What are the Eagles getting in Kary Vincent Jr.?
As is tradition with the Eagles’ front office, they submitted a trade just before the 4:00 PM deadline. I still don’t know how these last-minute trades come together.
The Eagles had a week to prep and call teams to gauge interest in players and attempt to reach a middle ground. Deals like this always blow my mind because either they were talking about a trade for Kary Vincent Jr. all day and landed on this particular pick, or it could’ve been a quick trigger “Plan B” deal that simply came across their desk.
Regardless of the semantics, the Eagles are loading their secondary with young late-round talent with the hopes that one or two players end up in a significant future role. The sixth-round pick acquired from Zach Ertz, Tay Gowan, looked promising when tested in coverage, albeit it was during garbage time. The UCF product plays outside cornerback while Kary Vincent Jr. primarily plays in the slot (sometimes at safety for LSU).
A dual-sport superstar from Port Arthur Memorial High School, located just outside of Houston, Kary Vincent dominated as a cornerback while achieving a decorated track-and-field career. After winning back-to-back state titles in the 200 meters, his 20.71 split ranked number one in the nation.
The Houston native possesses actual track-and-field speed as he joined the LSU track team along with his football commitment.
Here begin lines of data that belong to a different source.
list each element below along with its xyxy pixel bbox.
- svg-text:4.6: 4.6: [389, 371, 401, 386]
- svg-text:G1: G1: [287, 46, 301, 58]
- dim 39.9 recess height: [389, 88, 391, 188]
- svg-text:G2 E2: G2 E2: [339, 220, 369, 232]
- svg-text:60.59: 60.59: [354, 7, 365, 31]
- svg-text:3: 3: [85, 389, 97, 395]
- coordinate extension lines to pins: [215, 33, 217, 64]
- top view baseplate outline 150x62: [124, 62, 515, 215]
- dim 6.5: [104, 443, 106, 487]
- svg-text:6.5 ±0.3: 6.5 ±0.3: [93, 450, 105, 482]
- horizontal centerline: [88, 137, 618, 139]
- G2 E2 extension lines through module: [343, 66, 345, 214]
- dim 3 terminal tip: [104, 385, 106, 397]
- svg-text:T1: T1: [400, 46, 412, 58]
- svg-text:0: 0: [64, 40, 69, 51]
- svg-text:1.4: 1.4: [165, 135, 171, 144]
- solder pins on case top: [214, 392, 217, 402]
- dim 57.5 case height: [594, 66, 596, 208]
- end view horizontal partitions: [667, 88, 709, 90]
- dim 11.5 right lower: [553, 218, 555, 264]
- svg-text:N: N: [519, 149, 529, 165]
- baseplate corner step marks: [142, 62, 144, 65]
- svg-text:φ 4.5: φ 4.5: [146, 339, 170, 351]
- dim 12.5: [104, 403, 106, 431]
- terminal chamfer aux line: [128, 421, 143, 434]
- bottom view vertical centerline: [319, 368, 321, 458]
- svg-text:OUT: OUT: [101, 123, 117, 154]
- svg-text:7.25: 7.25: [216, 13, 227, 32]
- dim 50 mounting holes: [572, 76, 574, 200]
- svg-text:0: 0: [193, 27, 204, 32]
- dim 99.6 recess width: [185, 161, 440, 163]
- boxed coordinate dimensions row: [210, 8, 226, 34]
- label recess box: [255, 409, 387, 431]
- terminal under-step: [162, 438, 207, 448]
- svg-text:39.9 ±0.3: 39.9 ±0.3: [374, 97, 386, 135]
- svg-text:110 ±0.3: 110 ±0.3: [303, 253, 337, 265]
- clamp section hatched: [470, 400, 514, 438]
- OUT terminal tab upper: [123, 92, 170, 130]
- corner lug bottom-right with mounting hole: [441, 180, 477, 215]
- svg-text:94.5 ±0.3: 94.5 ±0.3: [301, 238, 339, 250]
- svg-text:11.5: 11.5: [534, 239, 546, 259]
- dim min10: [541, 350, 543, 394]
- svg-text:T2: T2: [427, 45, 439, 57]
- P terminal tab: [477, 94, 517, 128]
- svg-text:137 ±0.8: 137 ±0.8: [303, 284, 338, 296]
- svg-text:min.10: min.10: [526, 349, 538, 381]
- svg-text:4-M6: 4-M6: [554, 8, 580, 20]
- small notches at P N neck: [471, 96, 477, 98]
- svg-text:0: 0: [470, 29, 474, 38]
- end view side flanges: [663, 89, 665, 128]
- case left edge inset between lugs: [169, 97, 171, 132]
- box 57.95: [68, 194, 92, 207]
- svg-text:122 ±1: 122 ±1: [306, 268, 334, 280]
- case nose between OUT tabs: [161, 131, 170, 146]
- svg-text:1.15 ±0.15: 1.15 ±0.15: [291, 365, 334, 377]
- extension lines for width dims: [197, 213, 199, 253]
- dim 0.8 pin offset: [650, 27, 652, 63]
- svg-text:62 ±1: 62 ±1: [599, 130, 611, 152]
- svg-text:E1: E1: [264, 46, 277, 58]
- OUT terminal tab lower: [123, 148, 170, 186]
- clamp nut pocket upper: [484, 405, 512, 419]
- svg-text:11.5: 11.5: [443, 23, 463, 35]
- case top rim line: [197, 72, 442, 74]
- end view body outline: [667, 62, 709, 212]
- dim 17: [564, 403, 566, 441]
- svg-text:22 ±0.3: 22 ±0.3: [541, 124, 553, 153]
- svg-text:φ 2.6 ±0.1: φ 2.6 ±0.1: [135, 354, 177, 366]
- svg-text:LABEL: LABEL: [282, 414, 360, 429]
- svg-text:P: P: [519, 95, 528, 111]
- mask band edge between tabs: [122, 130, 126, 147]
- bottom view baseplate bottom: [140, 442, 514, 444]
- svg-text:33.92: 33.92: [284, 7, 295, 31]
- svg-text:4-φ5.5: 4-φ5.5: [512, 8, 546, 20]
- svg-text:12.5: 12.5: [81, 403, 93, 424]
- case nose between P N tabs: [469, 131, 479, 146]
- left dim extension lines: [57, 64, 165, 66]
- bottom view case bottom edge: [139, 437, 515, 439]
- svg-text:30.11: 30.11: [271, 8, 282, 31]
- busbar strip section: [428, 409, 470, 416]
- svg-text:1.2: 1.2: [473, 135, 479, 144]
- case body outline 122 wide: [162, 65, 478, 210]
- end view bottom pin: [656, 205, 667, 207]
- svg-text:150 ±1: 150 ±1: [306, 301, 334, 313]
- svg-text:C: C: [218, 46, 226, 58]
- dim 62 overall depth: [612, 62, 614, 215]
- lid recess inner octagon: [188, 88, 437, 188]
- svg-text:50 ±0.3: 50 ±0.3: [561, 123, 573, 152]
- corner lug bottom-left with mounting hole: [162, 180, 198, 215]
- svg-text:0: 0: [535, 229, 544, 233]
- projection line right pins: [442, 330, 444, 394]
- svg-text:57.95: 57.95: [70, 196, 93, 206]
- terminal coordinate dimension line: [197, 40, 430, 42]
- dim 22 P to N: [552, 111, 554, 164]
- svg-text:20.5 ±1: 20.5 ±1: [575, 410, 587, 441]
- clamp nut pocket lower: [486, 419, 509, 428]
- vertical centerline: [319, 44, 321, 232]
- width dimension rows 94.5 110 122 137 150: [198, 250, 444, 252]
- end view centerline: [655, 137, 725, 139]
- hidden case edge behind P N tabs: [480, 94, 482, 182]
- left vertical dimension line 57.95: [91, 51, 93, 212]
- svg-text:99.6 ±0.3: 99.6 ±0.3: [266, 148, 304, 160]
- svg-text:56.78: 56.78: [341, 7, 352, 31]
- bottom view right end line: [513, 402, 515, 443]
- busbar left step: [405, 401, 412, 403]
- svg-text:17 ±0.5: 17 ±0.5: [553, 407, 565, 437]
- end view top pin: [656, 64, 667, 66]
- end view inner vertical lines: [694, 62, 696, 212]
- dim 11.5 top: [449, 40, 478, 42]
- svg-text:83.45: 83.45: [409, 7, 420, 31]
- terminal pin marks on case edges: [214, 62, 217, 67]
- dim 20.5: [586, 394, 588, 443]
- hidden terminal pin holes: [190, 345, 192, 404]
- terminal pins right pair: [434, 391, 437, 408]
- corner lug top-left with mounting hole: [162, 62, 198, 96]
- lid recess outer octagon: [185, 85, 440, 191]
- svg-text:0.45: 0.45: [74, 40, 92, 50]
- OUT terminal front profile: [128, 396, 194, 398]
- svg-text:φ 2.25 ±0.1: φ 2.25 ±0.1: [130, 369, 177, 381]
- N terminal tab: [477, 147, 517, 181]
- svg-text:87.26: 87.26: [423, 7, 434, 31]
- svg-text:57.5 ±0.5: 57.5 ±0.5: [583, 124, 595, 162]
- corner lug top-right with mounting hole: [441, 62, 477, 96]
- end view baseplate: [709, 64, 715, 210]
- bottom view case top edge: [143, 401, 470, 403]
The speedster ended up winning gold as a sophomore in the 100 meters (10.07), the second-fastest time in that season. But how does he perform on the football field?
Vincent Jr’s track speed stands out in his coverage as a three-year starter in the slot while also filling in at safety for the LSU Tigers. He has next-level quick feet and can break on any ball in a split second, usually beating the ball to the receiver. During LSU’s championship season, the nickel back finished with the 2nd most interceptions (4) behind Derek Stingley Jr (6) while allowing the 2nd lowest yards per reception amongst that entire secondary (12.6).
Despite his speed and elite athleticism, the 5-10 185 pound cornerback is not the most willing tackler and struggles to shed blocks on outside screens/runs. His play strength is average for his size, but Kary needs work on his route recognition and turning his head on deep balls.
Vincent Jr opted out of the 2020 season and has yet to play an NFL snap. The raw talent is there for the former LSU product, given his track background and terrific footwork. Kary Vincent Jr adds another versatile young secondary player with a high athletic ceiling despite his size.
Ultimately, it comes down to Jonathan Gannon and Eagles defensive backs coach, Dennard Wilson, to develop Vincent’s raw skills and improve his tackling technique and ability to recognize route combinations.